A day after the council’s unanimous vote to table a tax plan that would have asked Apple to fork out $9 million to help curb traffic congestion, a couple of council members elaborated in interviews with this news organization on their reasons, suggesting they didn’t want to ruffle the feathers of a “good partner.”
Barry Chang, the only council member who has been staunchly pushing for a 2018 ballot measure asking voters to consider restructuring the city’s almost two-decade-old business tax model, said that by Tuesday night he was convinced of the narrative that Apple and the Cupertino Chamber of Commerce had put out — at least the part about why the proposal should be postponed to 2020.

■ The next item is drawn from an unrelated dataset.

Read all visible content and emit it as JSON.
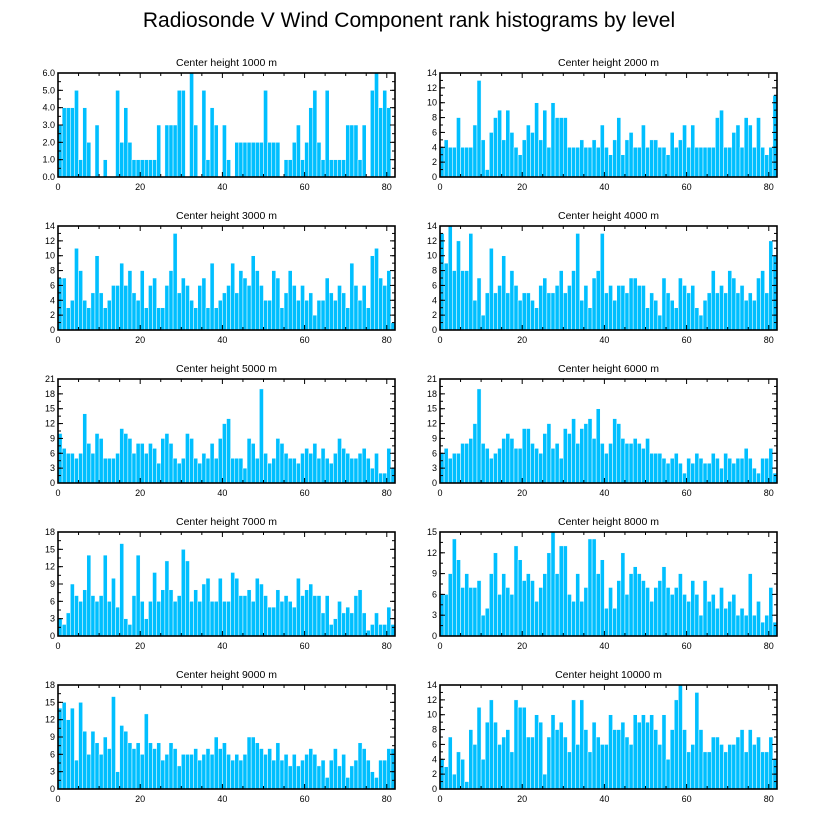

Apple and other members of the business community argued that the city’s process was rushed and it didn’t present a plan for how the tax money would be spent.
Chang said he and his colleagues each met individually with Apple representatives, including the company’s government liaison, Mike Foulkes, prior to Tuesday night’s meeting. He suggested it was the company’s persuasive efforts — such as a letter Apple vice president Kristina Raspe sent to the city on Monday — that swayed his vote. But he didn’t feel pressured from Apple, he said.
“From my point of view, when I see Apple’s sincerity, I think that’s a very strong message,” Chang said. “They say give us some more time so our traffic team can work with your city staff and find a solution. I believe them. They cannot just say something and not do it.”
Chang said his vote also reflects his belief that he couldn’t get majority approval on a motion to place the proposed “head tax” on this year’s ballot. Once he realized it wasn’t going to pass, he figured: “Why push it and make everybody feel uncomfortable with it?”
Mayor Darcy Paul said he also met several times with Apple and like, Chang, found the company’s representatives sincere in their professed commitment to establish a partnership with the city to tackle traffic congestion. But, he said, as promising as the conversations have been, what materializes from Apple’s good faith negotiations a year or two from now will be the real test.
“We don’t really know because we don’t have a two-year crystal ball,” he said.
Both Chang and Paul say the city ultimately is vying for a “win-win” with its business sector in addressing the region’s transportation problems, whether that’s achieved via a tax-based scheme or alternative means.
“If we had a potential of (the tax plan) being used as a carrot and stick motivation, then that’s something,” said Paul.